This holiday season, we’d like to share a story with you on the impact our programs have on our youth, and also our volunteers.
This past spring, MNHC instituted a new award for exceptional volunteerism, naming it for its inaugural recipient, a deeply passionate and engaged volunteer for the past three years: Sherri Lierman.
Sherri’s curiosity and passion for the natural world are unending and infectious. She has inspired dozens of kids (and their parents!) with her stories, her knowledge, and her enthusiasm.
And they have inspired her.
One of her most special moments of volunteering happened during a spring Visiting Naturalist in the Schools field trip. She had set up her group of students at their individual spots along the trail, each to study a different natural history topic, and when she went back to check on the first boy in the group, he was crying. She asked him what was wrong, and he told her, “I just moved here from Cincinnati, and I’ve never heard silence before. I’ve never been this close to nature, to a real tree, and nobody else around.”

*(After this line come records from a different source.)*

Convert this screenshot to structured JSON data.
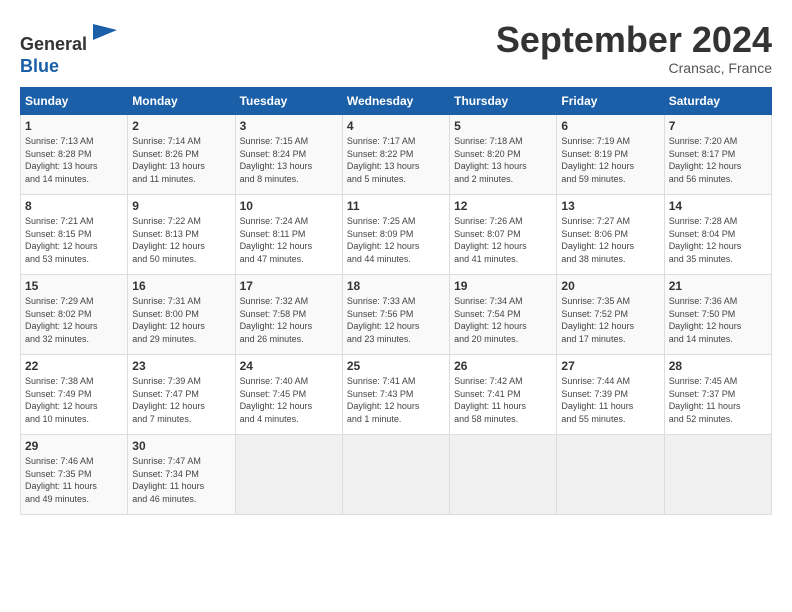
{
  "header": {
    "logo_line1": "General",
    "logo_line2": "Blue",
    "month_title": "September 2024",
    "location": "Cransac, France"
  },
  "days_of_week": [
    "Sunday",
    "Monday",
    "Tuesday",
    "Wednesday",
    "Thursday",
    "Friday",
    "Saturday"
  ],
  "weeks": [
    [
      {
        "day": "1",
        "sunrise": "7:13 AM",
        "sunset": "8:28 PM",
        "daylight": "13 hours and 14 minutes."
      },
      {
        "day": "2",
        "sunrise": "7:14 AM",
        "sunset": "8:26 PM",
        "daylight": "13 hours and 11 minutes."
      },
      {
        "day": "3",
        "sunrise": "7:15 AM",
        "sunset": "8:24 PM",
        "daylight": "13 hours and 8 minutes."
      },
      {
        "day": "4",
        "sunrise": "7:17 AM",
        "sunset": "8:22 PM",
        "daylight": "13 hours and 5 minutes."
      },
      {
        "day": "5",
        "sunrise": "7:18 AM",
        "sunset": "8:20 PM",
        "daylight": "13 hours and 2 minutes."
      },
      {
        "day": "6",
        "sunrise": "7:19 AM",
        "sunset": "8:19 PM",
        "daylight": "12 hours and 59 minutes."
      },
      {
        "day": "7",
        "sunrise": "7:20 AM",
        "sunset": "8:17 PM",
        "daylight": "12 hours and 56 minutes."
      }
    ],
    [
      {
        "day": "8",
        "sunrise": "7:21 AM",
        "sunset": "8:15 PM",
        "daylight": "12 hours and 53 minutes."
      },
      {
        "day": "9",
        "sunrise": "7:22 AM",
        "sunset": "8:13 PM",
        "daylight": "12 hours and 50 minutes."
      },
      {
        "day": "10",
        "sunrise": "7:24 AM",
        "sunset": "8:11 PM",
        "daylight": "12 hours and 47 minutes."
      },
      {
        "day": "11",
        "sunrise": "7:25 AM",
        "sunset": "8:09 PM",
        "daylight": "12 hours and 44 minutes."
      },
      {
        "day": "12",
        "sunrise": "7:26 AM",
        "sunset": "8:07 PM",
        "daylight": "12 hours and 41 minutes."
      },
      {
        "day": "13",
        "sunrise": "7:27 AM",
        "sunset": "8:06 PM",
        "daylight": "12 hours and 38 minutes."
      },
      {
        "day": "14",
        "sunrise": "7:28 AM",
        "sunset": "8:04 PM",
        "daylight": "12 hours and 35 minutes."
      }
    ],
    [
      {
        "day": "15",
        "sunrise": "7:29 AM",
        "sunset": "8:02 PM",
        "daylight": "12 hours and 32 minutes."
      },
      {
        "day": "16",
        "sunrise": "7:31 AM",
        "sunset": "8:00 PM",
        "daylight": "12 hours and 29 minutes."
      },
      {
        "day": "17",
        "sunrise": "7:32 AM",
        "sunset": "7:58 PM",
        "daylight": "12 hours and 26 minutes."
      },
      {
        "day": "18",
        "sunrise": "7:33 AM",
        "sunset": "7:56 PM",
        "daylight": "12 hours and 23 minutes."
      },
      {
        "day": "19",
        "sunrise": "7:34 AM",
        "sunset": "7:54 PM",
        "daylight": "12 hours and 20 minutes."
      },
      {
        "day": "20",
        "sunrise": "7:35 AM",
        "sunset": "7:52 PM",
        "daylight": "12 hours and 17 minutes."
      },
      {
        "day": "21",
        "sunrise": "7:36 AM",
        "sunset": "7:50 PM",
        "daylight": "12 hours and 14 minutes."
      }
    ],
    [
      {
        "day": "22",
        "sunrise": "7:38 AM",
        "sunset": "7:49 PM",
        "daylight": "12 hours and 10 minutes."
      },
      {
        "day": "23",
        "sunrise": "7:39 AM",
        "sunset": "7:47 PM",
        "daylight": "12 hours and 7 minutes."
      },
      {
        "day": "24",
        "sunrise": "7:40 AM",
        "sunset": "7:45 PM",
        "daylight": "12 hours and 4 minutes."
      },
      {
        "day": "25",
        "sunrise": "7:41 AM",
        "sunset": "7:43 PM",
        "daylight": "12 hours and 1 minute."
      },
      {
        "day": "26",
        "sunrise": "7:42 AM",
        "sunset": "7:41 PM",
        "daylight": "11 hours and 58 minutes."
      },
      {
        "day": "27",
        "sunrise": "7:44 AM",
        "sunset": "7:39 PM",
        "daylight": "11 hours and 55 minutes."
      },
      {
        "day": "28",
        "sunrise": "7:45 AM",
        "sunset": "7:37 PM",
        "daylight": "11 hours and 52 minutes."
      }
    ],
    [
      {
        "day": "29",
        "sunrise": "7:46 AM",
        "sunset": "7:35 PM",
        "daylight": "11 hours and 49 minutes."
      },
      {
        "day": "30",
        "sunrise": "7:47 AM",
        "sunset": "7:34 PM",
        "daylight": "11 hours and 46 minutes."
      },
      null,
      null,
      null,
      null,
      null
    ]
  ],
  "labels": {
    "sunrise": "Sunrise:",
    "sunset": "Sunset:",
    "daylight": "Daylight hours"
  }
}
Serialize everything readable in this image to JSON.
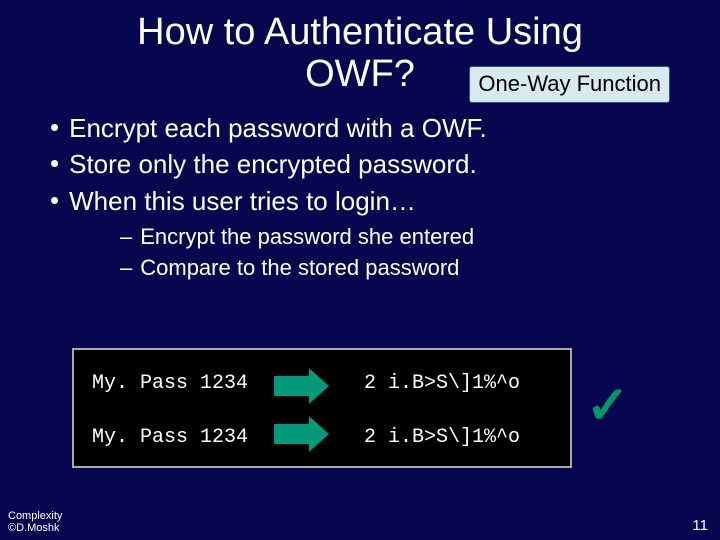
{
  "title": {
    "line1": "How to Authenticate Using",
    "line2": "OWF?"
  },
  "callout": "One-Way Function",
  "bullets": [
    "Encrypt each password with a OWF.",
    "Store only the encrypted password.",
    "When this user tries to login…"
  ],
  "sub_bullets": [
    "Encrypt the password she entered",
    "Compare to the stored password"
  ],
  "diagram": {
    "input1": "My. Pass 1234",
    "output1": "2 i.B>S\\]1%^o",
    "input2": "My. Pass 1234",
    "output2": "2 i.B>S\\]1%^o",
    "check": "✓"
  },
  "footer": {
    "line1": "Complexity",
    "line2": "©D.Moshk"
  },
  "page_number": "11"
}
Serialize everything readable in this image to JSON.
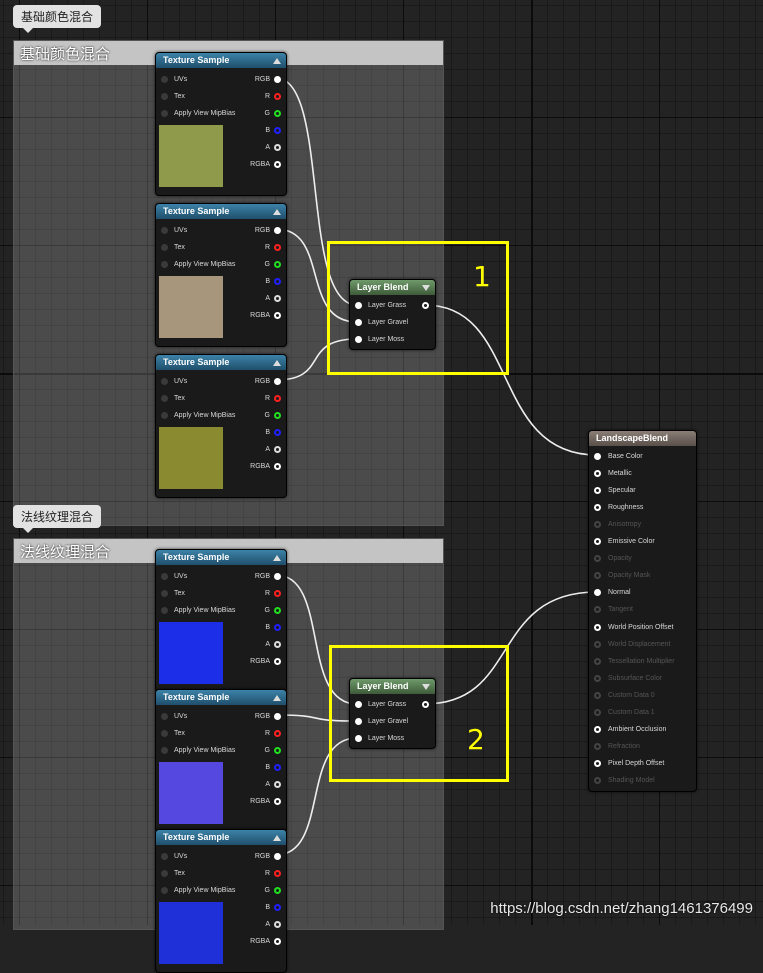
{
  "comments": [
    {
      "tag": "基础颜色混合",
      "title": "基础颜色混合"
    },
    {
      "tag": "法线纹理混合",
      "title": "法线纹理混合"
    }
  ],
  "texture_sample": {
    "title": "Texture Sample",
    "inputs": [
      "UVs",
      "Tex",
      "Apply View MipBias"
    ],
    "outputs": [
      "RGB",
      "R",
      "G",
      "B",
      "A",
      "RGBA"
    ]
  },
  "layer_blend": {
    "title": "Layer Blend",
    "inputs": [
      "Layer Grass",
      "Layer Gravel",
      "Layer Moss"
    ]
  },
  "landscape_blend": {
    "title": "LandscapeBlend",
    "pins": [
      "Base Color",
      "Metallic",
      "Specular",
      "Roughness",
      "Anisotropy",
      "Emissive Color",
      "Opacity",
      "Opacity Mask",
      "Normal",
      "Tangent",
      "World Position Offset",
      "World Displacement",
      "Tessellation Multiplier",
      "Subsurface Color",
      "Custom Data 0",
      "Custom Data 1",
      "Ambient Occlusion",
      "Refraction",
      "Pixel Depth Offset",
      "Shading Model"
    ],
    "enabled": [
      true,
      true,
      true,
      true,
      false,
      true,
      false,
      false,
      true,
      false,
      true,
      false,
      false,
      false,
      false,
      false,
      true,
      false,
      true,
      false
    ]
  },
  "annotations": [
    "1",
    "2"
  ],
  "watermark": "https://blog.csdn.net/zhang1461376499",
  "colors": {
    "grass": "#8f9a4a",
    "gravel": "#a8967c",
    "moss": "#8a8a30",
    "normal1": "#1c2ee8",
    "normal2": "#5548e0",
    "normal3": "#2030d8",
    "box": "#ffff00"
  }
}
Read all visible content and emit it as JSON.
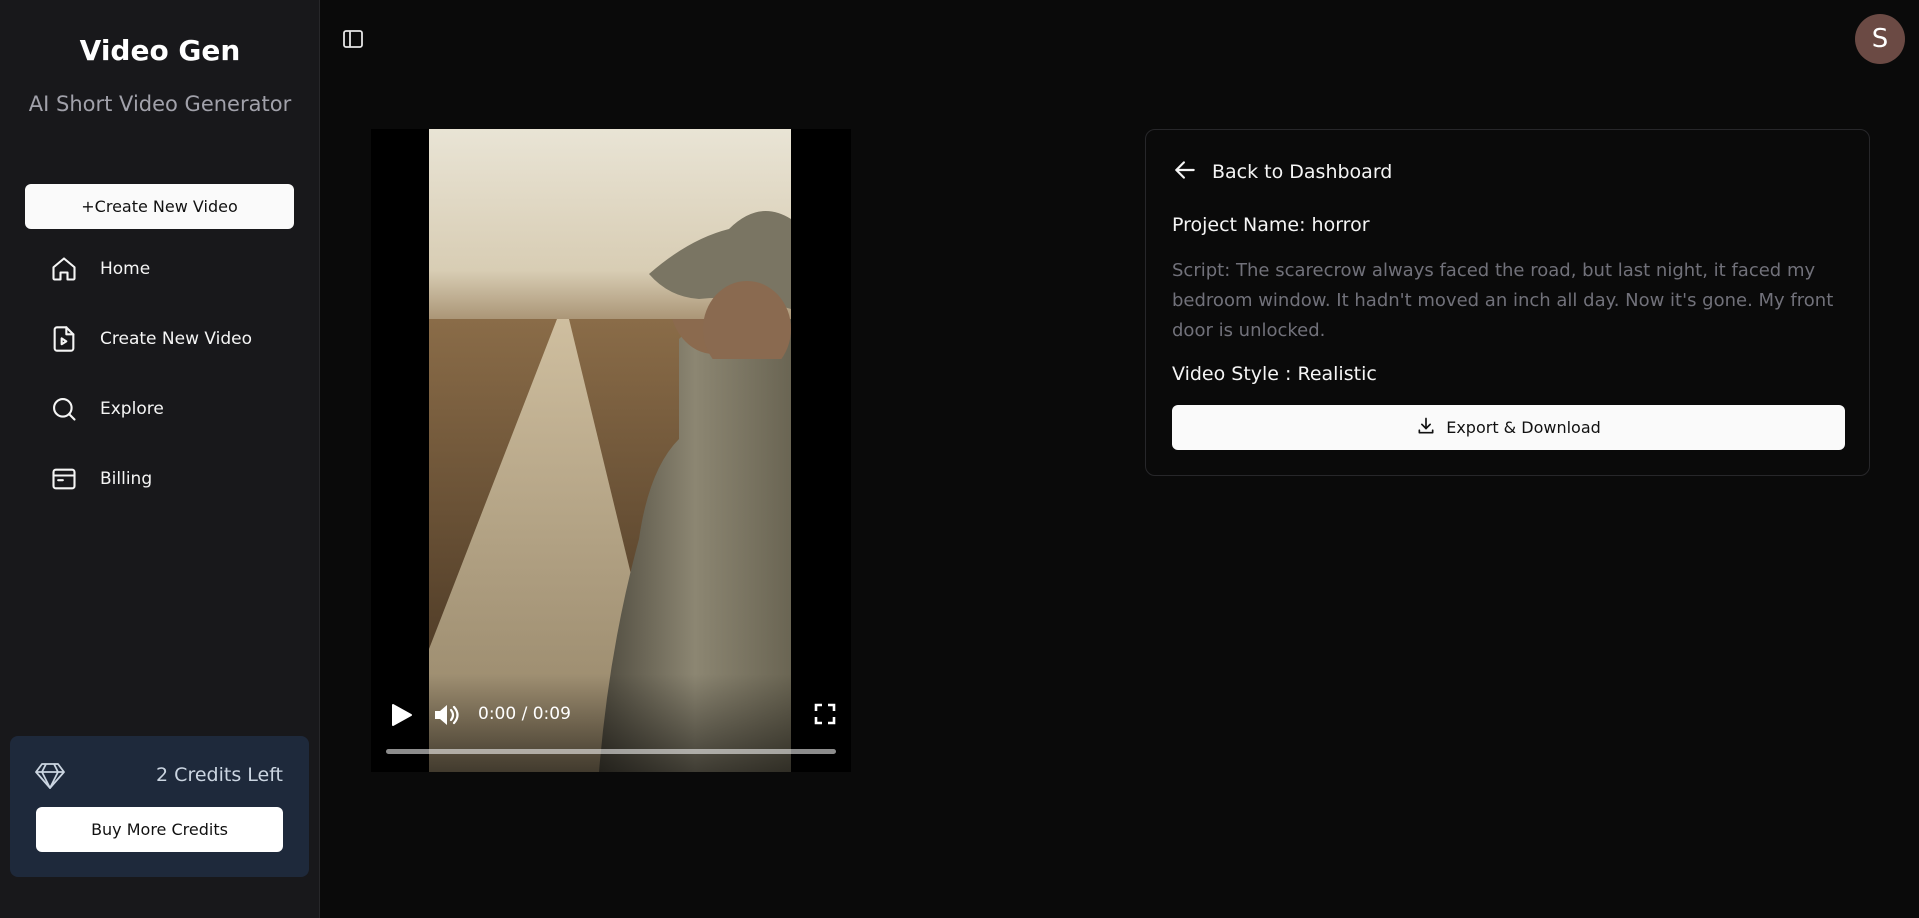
{
  "sidebar": {
    "brand_title": "Video Gen",
    "brand_subtitle": "AI Short Video Generator",
    "create_button": "+Create New Video",
    "nav": [
      {
        "label": "Home",
        "icon": "home-icon"
      },
      {
        "label": "Create New Video",
        "icon": "file-video-icon"
      },
      {
        "label": "Explore",
        "icon": "search-icon"
      },
      {
        "label": "Billing",
        "icon": "wallet-icon"
      }
    ],
    "credits": {
      "icon": "gem-icon",
      "text": "2 Credits Left",
      "buy_button": "Buy More Credits"
    }
  },
  "header": {
    "toggle_icon": "panel-left-icon",
    "avatar_initial": "S",
    "avatar_color": "#6b4a44"
  },
  "player": {
    "time": "0:00 / 0:09",
    "progress": 0,
    "controls": [
      "play-icon",
      "volume-icon",
      "fullscreen-icon"
    ]
  },
  "details": {
    "back_label": "Back to Dashboard",
    "project_name": "Project Name: horror",
    "script": "Script: The scarecrow always faced the road, but last night, it faced my bedroom window. It hadn't moved an inch all day. Now it's gone. My front door is unlocked.",
    "video_style": "Video Style : Realistic",
    "export_button": "Export & Download"
  },
  "colors": {
    "background": "#0a0a0a",
    "sidebar": "#18181b",
    "credits_card": "#1e293b",
    "muted_text": "#71717a"
  }
}
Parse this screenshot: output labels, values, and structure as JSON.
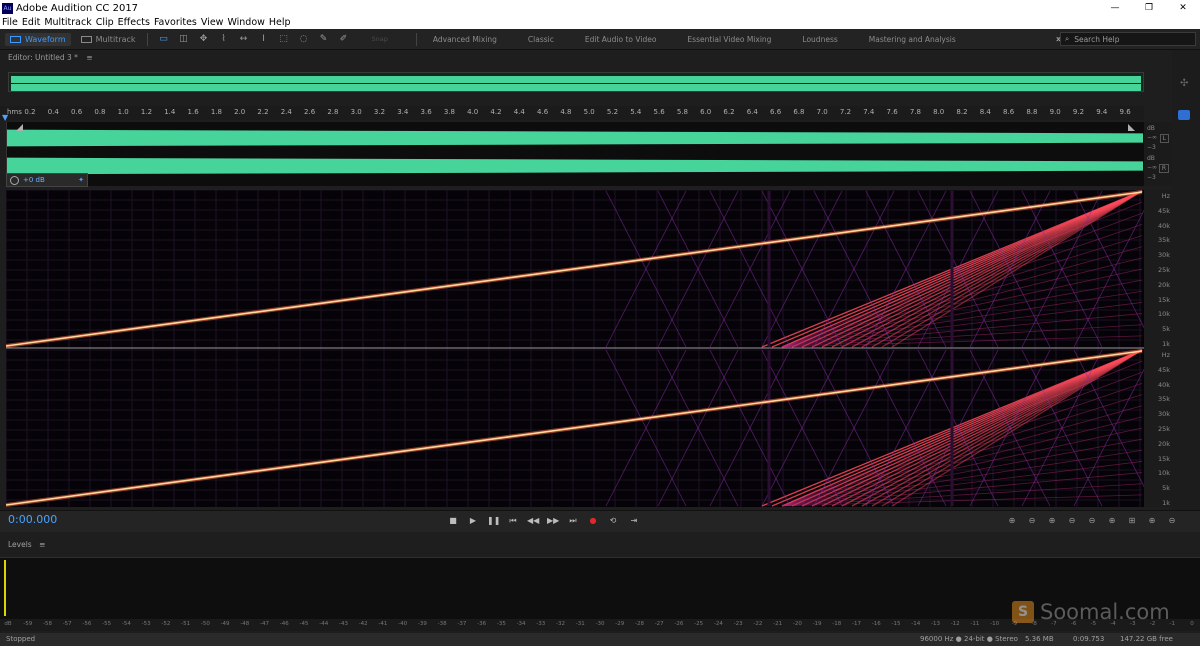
{
  "app": {
    "title": "Adobe Audition CC 2017",
    "icon_label": "Au"
  },
  "menu": [
    "File",
    "Edit",
    "Multitrack",
    "Clip",
    "Effects",
    "Favorites",
    "View",
    "Window",
    "Help"
  ],
  "toolbar": {
    "modes": [
      "Waveform",
      "Multitrack"
    ],
    "active_mode": "Waveform",
    "workspaces": [
      "Advanced Mixing",
      "Classic",
      "Edit Audio to Video",
      "Essential Video Mixing",
      "Loudness",
      "Mastering and Analysis"
    ],
    "search_placeholder": "Search Help",
    "overflow": "»",
    "snap_label": "Snap"
  },
  "editor": {
    "tab_label": "Editor: Untitled 3 *",
    "menu_glyph": "≡"
  },
  "ruler": {
    "unit": "hms",
    "ticks": [
      "0.2",
      "0.4",
      "0.6",
      "0.8",
      "1.0",
      "1.2",
      "1.4",
      "1.6",
      "1.8",
      "2.0",
      "2.2",
      "2.4",
      "2.6",
      "2.8",
      "3.0",
      "3.2",
      "3.4",
      "3.6",
      "3.8",
      "4.0",
      "4.2",
      "4.4",
      "4.6",
      "4.8",
      "5.0",
      "5.2",
      "5.4",
      "5.6",
      "5.8",
      "6.0",
      "6.2",
      "6.4",
      "6.6",
      "6.8",
      "7.0",
      "7.2",
      "7.4",
      "7.6",
      "7.8",
      "8.0",
      "8.2",
      "8.4",
      "8.6",
      "8.8",
      "9.0",
      "9.2",
      "9.4",
      "9.6"
    ]
  },
  "waveform": {
    "db_labels": [
      "dB",
      "−∞",
      "−3"
    ],
    "channels": [
      "L",
      "R"
    ]
  },
  "hud": {
    "volume": "+0 dB"
  },
  "spectral": {
    "hz_labels": [
      "Hz",
      "45k",
      "40k",
      "35k",
      "30k",
      "25k",
      "20k",
      "15k",
      "10k",
      "5k",
      "1k"
    ]
  },
  "transport": {
    "timecode": "0:00.000",
    "buttons": [
      "stop",
      "play",
      "pause",
      "go-to-start",
      "rewind",
      "fast-forward",
      "go-to-end",
      "record",
      "loop",
      "skip-selection"
    ]
  },
  "levels": {
    "tab_label": "Levels",
    "menu_glyph": "≡",
    "level_fill": 0.0,
    "scale": [
      "dB",
      "-59",
      "-58",
      "-57",
      "-56",
      "-55",
      "-54",
      "-53",
      "-52",
      "-51",
      "-50",
      "-49",
      "-48",
      "-47",
      "-46",
      "-45",
      "-44",
      "-43",
      "-42",
      "-41",
      "-40",
      "-39",
      "-38",
      "-37",
      "-36",
      "-35",
      "-34",
      "-33",
      "-32",
      "-31",
      "-30",
      "-29",
      "-28",
      "-27",
      "-26",
      "-25",
      "-24",
      "-23",
      "-22",
      "-21",
      "-20",
      "-19",
      "-18",
      "-17",
      "-16",
      "-15",
      "-14",
      "-13",
      "-12",
      "-11",
      "-10",
      "-9",
      "-8",
      "-7",
      "-6",
      "-5",
      "-4",
      "-3",
      "-2",
      "-1",
      "0"
    ]
  },
  "status": {
    "state": "Stopped",
    "format": "96000 Hz ● 24-bit ● Stereo",
    "size": "5.36 MB",
    "duration": "0:09.753",
    "free": "147.22 GB free"
  },
  "watermark": {
    "text": "Soomal.com",
    "logo": "S"
  },
  "colors": {
    "waveform": "#46d49a",
    "accent": "#3d9bff",
    "spectral_line": "#ff4a5a",
    "spectral_fundamental": "#ffd9a0",
    "spectral_grid": "#8a2aa8"
  }
}
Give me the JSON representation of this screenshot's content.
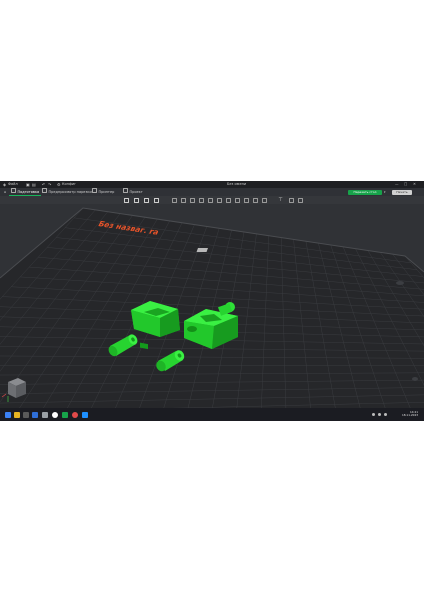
{
  "window": {
    "app_label": "Файл",
    "menu_label": "Конфиг",
    "title": "Без имени",
    "controls": {
      "minimize": "—",
      "maximize": "□",
      "close": "✕"
    }
  },
  "tabs": [
    {
      "label": "Подготовка",
      "active": true,
      "icon": "cube-icon"
    },
    {
      "label": "Предпросмотр нарезки",
      "active": false,
      "icon": "layers-icon"
    },
    {
      "label": "Принтер",
      "active": false,
      "icon": "printer-icon"
    },
    {
      "label": "Проект",
      "active": false,
      "icon": "folder-icon"
    }
  ],
  "actions": {
    "slice_label": "Нарезать стол",
    "print_label": "Печать"
  },
  "viewport": {
    "bed_label": "Без назваг. ra",
    "model_color": "#22d12a",
    "label_color": "#e8542a"
  },
  "taskbar": {
    "time": "14:21",
    "date": "18.11.2023"
  },
  "colors": {
    "accent": "#17a34a",
    "active_tab_underline": "#17b55a"
  }
}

Then he asked, “…could I just sit here for a moment?” Sherri told him yes, of course he could. And in that moment she realized anew the importance of appreciating this special place we live. “Sometimes we take it for granted,” she says. “But this young man really made me appreciate it all again. It’s those insights I get from the kids that make this experience so rare and special.”
Earlier this year Sherri was diagnosed with terminal lung cancer, and she is choosing to make each day rich and meaningful, continuing to give of herself as much as she can. “I think [volunteering at MNHC] is one of the reasons I’m doing so well,” she says. “These kids, this place, give me something to fight for. I don’t want to have to give up working with kids. These have been the best few years of my life. It’s filled an empty spot in my heart, to be sure.”
And she’s filled a big place in our hearts, too.
Help us to continue to provide these moments for kids to appreciate the world around them.
To sit in the quiet.
To observe something in the wild.
And to inspire adults to stay involved by volunteering with us.